Clinton maintained that she has turned over the server to investigators and gave them “each single factor” that was work-related. Federal investigators are trying into the safety of the server and whether or not there was categorised info within the emails from the non-public account she used whereas serving as secretary of state.
She made the quip throughout an alternate with Fox News’ Ed Henry.
This isn’t the primary time Clinton has joked about her emails: the previous Secretary of State additionally quipped about why she preferred Snapchat on the Wing Ding Dinner in Iowa.
“You might have seen that I not too long ago launched a Snapchat account,” she mentioned. “I like it. Those messages disappear all by themselves.”
Clinton turned over greater than 30,000 private messages from her e-mail server to the State Department, which is being launched in batches. And earlier this month, Clinton turned over her non-public e-mail server to the Department of Justice.
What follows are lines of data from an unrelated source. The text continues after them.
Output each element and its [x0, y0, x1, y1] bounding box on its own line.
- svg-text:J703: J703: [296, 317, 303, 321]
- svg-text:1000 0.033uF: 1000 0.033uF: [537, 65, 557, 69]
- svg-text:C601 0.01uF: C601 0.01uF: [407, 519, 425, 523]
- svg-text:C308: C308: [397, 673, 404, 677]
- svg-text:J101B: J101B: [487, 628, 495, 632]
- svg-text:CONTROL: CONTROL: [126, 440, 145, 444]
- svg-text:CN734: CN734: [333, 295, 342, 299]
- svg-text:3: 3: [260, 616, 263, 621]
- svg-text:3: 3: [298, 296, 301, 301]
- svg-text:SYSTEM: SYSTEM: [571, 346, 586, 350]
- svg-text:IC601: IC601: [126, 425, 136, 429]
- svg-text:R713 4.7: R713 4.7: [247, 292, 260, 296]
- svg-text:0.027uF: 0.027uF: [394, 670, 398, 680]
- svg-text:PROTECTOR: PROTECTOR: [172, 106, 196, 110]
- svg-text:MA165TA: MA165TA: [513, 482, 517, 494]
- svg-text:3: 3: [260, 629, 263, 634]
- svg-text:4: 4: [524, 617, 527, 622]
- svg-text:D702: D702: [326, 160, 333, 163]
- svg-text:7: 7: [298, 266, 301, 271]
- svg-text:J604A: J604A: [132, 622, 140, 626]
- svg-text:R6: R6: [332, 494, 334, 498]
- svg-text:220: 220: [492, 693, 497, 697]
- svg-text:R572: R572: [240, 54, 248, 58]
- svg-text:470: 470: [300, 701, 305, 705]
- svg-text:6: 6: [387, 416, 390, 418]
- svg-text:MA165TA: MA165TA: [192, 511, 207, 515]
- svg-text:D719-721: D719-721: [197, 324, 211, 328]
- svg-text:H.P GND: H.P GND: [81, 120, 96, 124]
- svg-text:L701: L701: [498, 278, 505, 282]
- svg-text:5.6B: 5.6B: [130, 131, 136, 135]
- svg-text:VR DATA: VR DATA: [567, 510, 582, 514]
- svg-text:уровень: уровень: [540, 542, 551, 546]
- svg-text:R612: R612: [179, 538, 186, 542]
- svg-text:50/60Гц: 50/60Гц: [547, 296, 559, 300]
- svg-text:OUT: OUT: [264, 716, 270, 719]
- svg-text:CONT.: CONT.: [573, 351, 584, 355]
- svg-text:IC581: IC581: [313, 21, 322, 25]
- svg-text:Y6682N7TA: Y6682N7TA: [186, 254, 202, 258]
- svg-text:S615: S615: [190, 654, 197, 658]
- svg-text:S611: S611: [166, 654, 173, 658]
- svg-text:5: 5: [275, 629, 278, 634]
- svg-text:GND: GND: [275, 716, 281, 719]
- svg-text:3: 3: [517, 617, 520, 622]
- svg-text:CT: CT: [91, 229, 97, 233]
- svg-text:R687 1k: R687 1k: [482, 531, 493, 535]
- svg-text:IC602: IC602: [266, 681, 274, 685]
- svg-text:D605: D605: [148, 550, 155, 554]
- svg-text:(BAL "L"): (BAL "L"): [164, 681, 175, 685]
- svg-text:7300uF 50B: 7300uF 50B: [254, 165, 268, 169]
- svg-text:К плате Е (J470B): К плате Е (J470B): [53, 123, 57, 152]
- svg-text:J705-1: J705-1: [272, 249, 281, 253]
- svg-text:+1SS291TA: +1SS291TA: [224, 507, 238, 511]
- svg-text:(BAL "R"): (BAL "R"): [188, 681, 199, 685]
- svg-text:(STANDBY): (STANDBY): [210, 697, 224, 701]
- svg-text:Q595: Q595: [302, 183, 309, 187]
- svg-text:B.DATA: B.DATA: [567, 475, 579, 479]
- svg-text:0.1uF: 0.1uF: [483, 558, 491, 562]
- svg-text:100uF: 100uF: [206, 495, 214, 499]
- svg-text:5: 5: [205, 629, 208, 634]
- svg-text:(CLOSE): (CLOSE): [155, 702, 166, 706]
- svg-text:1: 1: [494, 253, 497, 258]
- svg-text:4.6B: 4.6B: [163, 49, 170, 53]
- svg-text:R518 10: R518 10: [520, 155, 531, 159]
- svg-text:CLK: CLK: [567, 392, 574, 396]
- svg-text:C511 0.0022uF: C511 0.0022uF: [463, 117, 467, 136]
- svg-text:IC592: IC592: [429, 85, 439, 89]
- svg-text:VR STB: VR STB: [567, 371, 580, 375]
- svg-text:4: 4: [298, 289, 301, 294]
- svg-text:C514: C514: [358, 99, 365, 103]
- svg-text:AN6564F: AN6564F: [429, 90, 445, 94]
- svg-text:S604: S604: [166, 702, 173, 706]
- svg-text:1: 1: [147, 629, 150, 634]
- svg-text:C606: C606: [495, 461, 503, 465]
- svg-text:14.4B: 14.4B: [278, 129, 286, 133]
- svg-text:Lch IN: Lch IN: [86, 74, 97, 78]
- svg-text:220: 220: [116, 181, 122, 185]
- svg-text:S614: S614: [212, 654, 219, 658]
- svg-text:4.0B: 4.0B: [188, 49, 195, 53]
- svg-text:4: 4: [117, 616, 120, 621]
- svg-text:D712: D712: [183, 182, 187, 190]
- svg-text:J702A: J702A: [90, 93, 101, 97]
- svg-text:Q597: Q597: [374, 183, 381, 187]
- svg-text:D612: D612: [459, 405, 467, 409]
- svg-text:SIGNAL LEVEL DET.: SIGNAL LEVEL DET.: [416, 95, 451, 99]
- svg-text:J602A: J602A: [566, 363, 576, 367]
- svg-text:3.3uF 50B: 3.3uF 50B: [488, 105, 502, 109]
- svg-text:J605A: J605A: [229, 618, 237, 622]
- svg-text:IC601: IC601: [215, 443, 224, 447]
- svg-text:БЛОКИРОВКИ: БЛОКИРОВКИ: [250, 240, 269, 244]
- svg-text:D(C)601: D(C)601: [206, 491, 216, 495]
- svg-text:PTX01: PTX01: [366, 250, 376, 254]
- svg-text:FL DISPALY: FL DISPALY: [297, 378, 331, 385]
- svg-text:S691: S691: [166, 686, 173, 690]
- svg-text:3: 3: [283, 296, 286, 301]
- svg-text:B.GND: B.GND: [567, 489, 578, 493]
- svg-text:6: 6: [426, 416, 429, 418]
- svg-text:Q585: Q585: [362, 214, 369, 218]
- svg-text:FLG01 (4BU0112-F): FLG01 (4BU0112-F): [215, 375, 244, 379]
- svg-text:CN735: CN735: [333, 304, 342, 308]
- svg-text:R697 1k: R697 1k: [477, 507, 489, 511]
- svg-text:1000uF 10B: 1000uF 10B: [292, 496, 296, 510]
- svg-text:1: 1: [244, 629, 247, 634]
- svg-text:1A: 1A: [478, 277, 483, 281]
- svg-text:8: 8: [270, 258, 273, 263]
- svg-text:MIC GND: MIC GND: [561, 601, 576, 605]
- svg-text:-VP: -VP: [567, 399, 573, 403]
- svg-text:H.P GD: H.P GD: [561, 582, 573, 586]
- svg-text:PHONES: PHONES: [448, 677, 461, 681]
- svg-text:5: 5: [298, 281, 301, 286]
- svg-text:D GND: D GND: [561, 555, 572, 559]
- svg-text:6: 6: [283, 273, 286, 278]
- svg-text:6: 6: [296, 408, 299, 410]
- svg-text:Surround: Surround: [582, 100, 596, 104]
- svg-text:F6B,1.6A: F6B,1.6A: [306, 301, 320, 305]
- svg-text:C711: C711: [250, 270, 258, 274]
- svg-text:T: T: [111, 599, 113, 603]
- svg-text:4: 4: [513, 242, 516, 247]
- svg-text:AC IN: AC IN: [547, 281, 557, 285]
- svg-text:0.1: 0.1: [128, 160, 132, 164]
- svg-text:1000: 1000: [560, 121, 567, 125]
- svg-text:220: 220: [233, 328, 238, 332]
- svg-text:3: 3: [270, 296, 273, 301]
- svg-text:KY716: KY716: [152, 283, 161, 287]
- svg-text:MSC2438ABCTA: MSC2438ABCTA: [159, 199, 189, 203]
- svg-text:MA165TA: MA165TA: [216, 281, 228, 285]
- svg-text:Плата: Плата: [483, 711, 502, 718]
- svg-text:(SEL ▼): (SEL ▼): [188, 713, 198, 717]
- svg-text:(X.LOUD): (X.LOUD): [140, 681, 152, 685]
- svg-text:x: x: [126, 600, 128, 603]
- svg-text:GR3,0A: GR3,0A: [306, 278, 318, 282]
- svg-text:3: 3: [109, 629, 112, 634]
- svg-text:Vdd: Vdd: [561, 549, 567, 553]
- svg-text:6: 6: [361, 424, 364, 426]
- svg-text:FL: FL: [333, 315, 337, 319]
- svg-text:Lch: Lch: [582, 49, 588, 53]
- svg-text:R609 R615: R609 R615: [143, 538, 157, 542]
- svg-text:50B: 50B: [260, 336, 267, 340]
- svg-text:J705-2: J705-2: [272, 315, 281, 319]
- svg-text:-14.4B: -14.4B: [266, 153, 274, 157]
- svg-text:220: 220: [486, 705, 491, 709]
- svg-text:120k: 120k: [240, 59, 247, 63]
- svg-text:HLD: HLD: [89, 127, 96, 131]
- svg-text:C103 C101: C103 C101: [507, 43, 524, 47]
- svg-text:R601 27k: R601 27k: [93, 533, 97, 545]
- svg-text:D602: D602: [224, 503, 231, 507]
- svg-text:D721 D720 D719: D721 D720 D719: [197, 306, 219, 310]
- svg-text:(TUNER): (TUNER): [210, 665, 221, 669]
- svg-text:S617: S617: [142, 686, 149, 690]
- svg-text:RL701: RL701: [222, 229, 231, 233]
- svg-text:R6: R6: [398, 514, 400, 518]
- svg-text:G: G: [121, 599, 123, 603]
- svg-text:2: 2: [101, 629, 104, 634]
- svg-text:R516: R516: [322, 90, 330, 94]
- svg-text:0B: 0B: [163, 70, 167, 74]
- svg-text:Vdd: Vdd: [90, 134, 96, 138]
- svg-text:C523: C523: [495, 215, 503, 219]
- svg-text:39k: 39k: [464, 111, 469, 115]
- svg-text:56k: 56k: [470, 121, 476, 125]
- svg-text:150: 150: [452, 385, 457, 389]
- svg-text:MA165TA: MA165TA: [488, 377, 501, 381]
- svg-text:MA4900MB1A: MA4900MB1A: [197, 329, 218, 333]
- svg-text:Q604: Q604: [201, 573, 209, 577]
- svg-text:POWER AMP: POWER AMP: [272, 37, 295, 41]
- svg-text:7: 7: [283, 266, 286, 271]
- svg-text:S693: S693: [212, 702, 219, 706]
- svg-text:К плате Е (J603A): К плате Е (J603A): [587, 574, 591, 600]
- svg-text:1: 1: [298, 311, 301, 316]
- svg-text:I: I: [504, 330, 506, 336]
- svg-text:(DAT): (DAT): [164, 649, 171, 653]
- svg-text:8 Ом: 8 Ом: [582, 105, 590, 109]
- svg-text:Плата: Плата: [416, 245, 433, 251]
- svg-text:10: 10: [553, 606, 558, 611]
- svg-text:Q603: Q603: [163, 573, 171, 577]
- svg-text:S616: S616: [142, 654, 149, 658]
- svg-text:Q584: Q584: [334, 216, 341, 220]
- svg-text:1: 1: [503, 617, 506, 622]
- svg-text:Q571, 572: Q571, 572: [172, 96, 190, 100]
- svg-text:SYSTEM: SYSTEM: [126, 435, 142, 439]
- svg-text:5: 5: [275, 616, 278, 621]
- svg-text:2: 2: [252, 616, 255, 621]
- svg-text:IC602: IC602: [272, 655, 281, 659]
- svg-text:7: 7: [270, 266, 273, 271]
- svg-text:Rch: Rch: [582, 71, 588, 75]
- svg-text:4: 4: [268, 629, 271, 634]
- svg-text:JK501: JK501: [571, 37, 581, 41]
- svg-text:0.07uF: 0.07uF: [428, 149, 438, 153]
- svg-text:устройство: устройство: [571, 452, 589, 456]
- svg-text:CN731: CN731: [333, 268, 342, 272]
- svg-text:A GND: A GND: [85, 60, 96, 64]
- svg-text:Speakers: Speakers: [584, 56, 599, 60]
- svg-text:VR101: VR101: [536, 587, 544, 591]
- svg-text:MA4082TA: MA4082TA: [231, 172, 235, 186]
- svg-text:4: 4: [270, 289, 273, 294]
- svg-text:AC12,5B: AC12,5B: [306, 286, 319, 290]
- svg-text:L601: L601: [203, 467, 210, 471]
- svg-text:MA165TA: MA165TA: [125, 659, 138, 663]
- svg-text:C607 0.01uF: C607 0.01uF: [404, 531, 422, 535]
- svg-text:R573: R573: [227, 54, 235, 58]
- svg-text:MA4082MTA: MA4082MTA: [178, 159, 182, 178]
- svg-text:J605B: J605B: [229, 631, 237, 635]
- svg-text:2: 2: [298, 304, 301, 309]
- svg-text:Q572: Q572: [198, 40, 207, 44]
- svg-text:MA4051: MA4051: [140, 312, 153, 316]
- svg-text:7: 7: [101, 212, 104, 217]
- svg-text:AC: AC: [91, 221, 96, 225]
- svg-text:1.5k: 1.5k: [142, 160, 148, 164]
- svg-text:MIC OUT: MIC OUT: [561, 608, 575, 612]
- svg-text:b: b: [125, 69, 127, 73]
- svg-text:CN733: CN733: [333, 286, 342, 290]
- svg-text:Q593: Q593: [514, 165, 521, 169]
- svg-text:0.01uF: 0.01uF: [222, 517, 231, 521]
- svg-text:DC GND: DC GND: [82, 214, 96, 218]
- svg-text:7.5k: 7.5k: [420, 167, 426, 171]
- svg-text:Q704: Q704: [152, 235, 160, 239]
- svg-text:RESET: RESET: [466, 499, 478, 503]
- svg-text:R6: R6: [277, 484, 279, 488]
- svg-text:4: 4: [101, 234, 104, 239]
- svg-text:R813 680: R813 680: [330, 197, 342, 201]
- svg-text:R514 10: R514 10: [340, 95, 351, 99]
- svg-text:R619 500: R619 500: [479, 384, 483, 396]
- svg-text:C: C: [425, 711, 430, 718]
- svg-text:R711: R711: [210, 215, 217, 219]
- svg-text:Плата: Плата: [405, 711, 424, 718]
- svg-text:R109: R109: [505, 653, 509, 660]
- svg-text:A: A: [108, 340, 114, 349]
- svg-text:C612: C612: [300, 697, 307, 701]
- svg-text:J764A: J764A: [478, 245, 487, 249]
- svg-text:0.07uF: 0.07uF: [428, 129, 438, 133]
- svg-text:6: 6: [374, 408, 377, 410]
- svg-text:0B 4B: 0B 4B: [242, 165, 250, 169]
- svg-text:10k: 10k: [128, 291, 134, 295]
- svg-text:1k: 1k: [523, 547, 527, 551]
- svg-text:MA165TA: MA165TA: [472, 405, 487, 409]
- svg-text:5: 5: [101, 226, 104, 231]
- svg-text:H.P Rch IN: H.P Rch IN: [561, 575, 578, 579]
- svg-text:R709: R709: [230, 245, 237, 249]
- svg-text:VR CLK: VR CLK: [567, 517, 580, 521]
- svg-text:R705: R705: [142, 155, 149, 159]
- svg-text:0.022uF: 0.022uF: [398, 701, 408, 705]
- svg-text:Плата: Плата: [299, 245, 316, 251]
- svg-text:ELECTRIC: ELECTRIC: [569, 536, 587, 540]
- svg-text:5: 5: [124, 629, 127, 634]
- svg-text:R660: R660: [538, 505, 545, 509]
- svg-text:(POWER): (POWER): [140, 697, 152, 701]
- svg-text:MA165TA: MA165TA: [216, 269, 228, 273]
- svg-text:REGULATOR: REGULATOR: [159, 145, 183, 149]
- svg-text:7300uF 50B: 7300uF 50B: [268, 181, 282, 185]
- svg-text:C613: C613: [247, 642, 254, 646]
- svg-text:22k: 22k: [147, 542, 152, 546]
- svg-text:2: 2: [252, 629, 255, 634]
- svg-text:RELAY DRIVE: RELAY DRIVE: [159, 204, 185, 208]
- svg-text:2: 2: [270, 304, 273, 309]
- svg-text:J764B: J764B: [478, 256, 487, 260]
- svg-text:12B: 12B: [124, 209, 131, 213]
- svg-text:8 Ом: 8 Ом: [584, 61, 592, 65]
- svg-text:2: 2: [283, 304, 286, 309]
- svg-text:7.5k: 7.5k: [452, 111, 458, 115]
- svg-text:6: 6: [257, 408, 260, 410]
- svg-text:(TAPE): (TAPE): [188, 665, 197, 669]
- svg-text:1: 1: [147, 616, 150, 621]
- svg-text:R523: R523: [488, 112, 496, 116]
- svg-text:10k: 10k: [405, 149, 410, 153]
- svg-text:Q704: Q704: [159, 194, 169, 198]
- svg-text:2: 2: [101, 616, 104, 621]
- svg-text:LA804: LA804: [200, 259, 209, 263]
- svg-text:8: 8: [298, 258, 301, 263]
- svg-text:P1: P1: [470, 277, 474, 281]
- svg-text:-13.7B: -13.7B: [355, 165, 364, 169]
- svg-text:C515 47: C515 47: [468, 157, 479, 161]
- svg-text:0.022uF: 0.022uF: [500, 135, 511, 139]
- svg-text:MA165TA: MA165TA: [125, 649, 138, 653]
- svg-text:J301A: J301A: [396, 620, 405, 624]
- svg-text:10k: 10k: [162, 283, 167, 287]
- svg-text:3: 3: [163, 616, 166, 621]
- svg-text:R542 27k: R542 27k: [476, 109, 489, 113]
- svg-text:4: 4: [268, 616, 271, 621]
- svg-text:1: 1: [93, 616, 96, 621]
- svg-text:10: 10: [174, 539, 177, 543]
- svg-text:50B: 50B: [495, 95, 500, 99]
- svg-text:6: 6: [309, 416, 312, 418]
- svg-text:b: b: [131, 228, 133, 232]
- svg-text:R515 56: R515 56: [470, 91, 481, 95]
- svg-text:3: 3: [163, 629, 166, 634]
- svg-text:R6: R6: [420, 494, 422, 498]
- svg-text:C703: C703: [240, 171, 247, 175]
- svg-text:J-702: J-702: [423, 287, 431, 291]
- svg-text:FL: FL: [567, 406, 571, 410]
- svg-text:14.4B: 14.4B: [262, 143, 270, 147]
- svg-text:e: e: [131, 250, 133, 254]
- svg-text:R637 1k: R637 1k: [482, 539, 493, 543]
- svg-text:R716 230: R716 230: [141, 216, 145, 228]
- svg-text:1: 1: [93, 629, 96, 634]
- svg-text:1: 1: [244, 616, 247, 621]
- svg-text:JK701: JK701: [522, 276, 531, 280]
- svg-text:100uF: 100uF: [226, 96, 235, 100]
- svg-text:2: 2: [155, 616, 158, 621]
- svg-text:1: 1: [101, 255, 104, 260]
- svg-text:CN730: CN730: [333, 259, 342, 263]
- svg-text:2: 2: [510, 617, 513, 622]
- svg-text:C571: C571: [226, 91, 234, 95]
The Intelligence Community’s inspector normal had notified senior members of Congress that two emails randomly sampled from Clinton’s server contained delicate info that was later given a “Top Secret” classification, whereas two others contained categorised info on the time they had been despatched.
The emails with info subsequently categorised as “Top Secret” had been forwarded to Clinton, in line with the State Department.
Just this week, Intelligence group officers concerned within the overview of Clinton’s emails flagged 305 messages for additional inspection, new courtroom paperwork launched Monday mentioned.
Clinton has maintained that she by no means used her non-public e-mail to deal with categorised info. Her spokesman, Nick Merrill, mentioned it was “not shocking” that a number of hundred messages had been flagged for additional inspection “given the sheer quantity of intelligence group legal professionals now concerned within the overview of those emails.”
“We count on there’ll proceed to be competing assessments among the many varied companies about what ought to and should not be redacted,” Merrill mentioned in an announcement to ABC News.
ABC News’ Benjamin Siegel and Justin Fishel contributed reporting.